In all these functions we have used the pattern _* to match, and
thus discard, the rest of a sequence. This is nothing but a particular regular expression over types. Type regexps can be used in patterns to match subsequences of a value. For instance the pattern
<person ..>[ _ _ Tel+] matches all person elements that specify no Email element and at least one Tel element. It may be useful
to bind the sequence captured by a (pattern) regular expression to a variable. But since a regexp is not a type, we cannot write, say, x&Tel+. So we introduce a special notation x::R to bind x to the sequence matched by the type regular expression R. For instance:
let domain (Email ->String) <_>[ _*? d::(Echar+ '.' Echar+) ] -> d
returns the last two parts of the domain of an e-mail (the *?
is an ungreedy version of *, see regular expressions patterns).
If these ::-captures are used inside the scope of the regular expression
operators * or +, or if the same variable
appears several times in a regular expression,
then the variable is bound to
the concatenation of all the corresponding matches. This is one of the
distinctive and powerful characteristics of CDuce, since it allows to
define patterns that in a single match capture subsequences of
non-consecutive elements.

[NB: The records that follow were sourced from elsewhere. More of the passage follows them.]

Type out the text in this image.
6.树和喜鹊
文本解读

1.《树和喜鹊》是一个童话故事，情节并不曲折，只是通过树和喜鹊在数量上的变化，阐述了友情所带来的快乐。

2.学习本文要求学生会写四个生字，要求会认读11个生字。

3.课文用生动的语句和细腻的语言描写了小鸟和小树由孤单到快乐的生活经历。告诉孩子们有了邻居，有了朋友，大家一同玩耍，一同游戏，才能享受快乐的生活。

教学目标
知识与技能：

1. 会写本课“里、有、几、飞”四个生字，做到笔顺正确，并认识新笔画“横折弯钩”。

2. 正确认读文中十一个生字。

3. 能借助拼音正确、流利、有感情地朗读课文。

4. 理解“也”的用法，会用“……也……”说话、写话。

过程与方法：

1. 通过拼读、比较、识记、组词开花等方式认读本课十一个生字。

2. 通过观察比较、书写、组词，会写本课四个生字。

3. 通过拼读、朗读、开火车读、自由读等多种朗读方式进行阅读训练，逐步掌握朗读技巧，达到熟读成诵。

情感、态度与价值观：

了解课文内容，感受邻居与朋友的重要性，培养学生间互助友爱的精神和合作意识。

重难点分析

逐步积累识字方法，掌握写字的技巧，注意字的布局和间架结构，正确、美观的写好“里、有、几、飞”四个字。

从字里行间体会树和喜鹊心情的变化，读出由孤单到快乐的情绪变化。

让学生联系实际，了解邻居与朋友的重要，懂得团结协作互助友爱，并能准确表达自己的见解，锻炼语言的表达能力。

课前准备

For instance:
type PhoneItem = {name = String; phones = [String*] }
let agendaitem (Person -> PhoneItem)
<person ..>[<name>n _ (t::Tel | _)*] ->
{ name = n ; phones = map t with <tel ..> s ->s }
transforms a person element into a record value with two fields containing
the element's name and the list of all the phone numbers. This is
obtained thanks to the pattern (t::Tel | _)* that binds to t the
sequence of all Tel elements appearing in the person. By the same rationale the pattern
( w::<tel kind="work">_ | t::<tel kind=?"home">_ | e::<email>_ )*
partitions the (Tel | Email)*
sequence into three subsequences, binding the list of work phone numbers to
w, the list of other numbers to t, and the list of e-mails to e. Alternative patterns
| follow a first match policy (the second pattern is matched
only if the first fails). Thus we can write a shorter pattern that (applied to (Tel|Email)* sequences) is equivalent:
( w::<tel kind="work">_ | t::Tel | e::_ )*
Both patterns are compiled into
( w::<tel kind="work">_ | t::<tel ..>_ | e::_)*
since checking the tag suffices to determine if the element is of type Tel.
Storing phone numbers in integers rather than in strings requires minimal
modifications. It suffices to use a pattern regular expression to strip off
the possible occurrence of a dash:
let agendaitem2 (Person -> {name=String; phones=[Int*]})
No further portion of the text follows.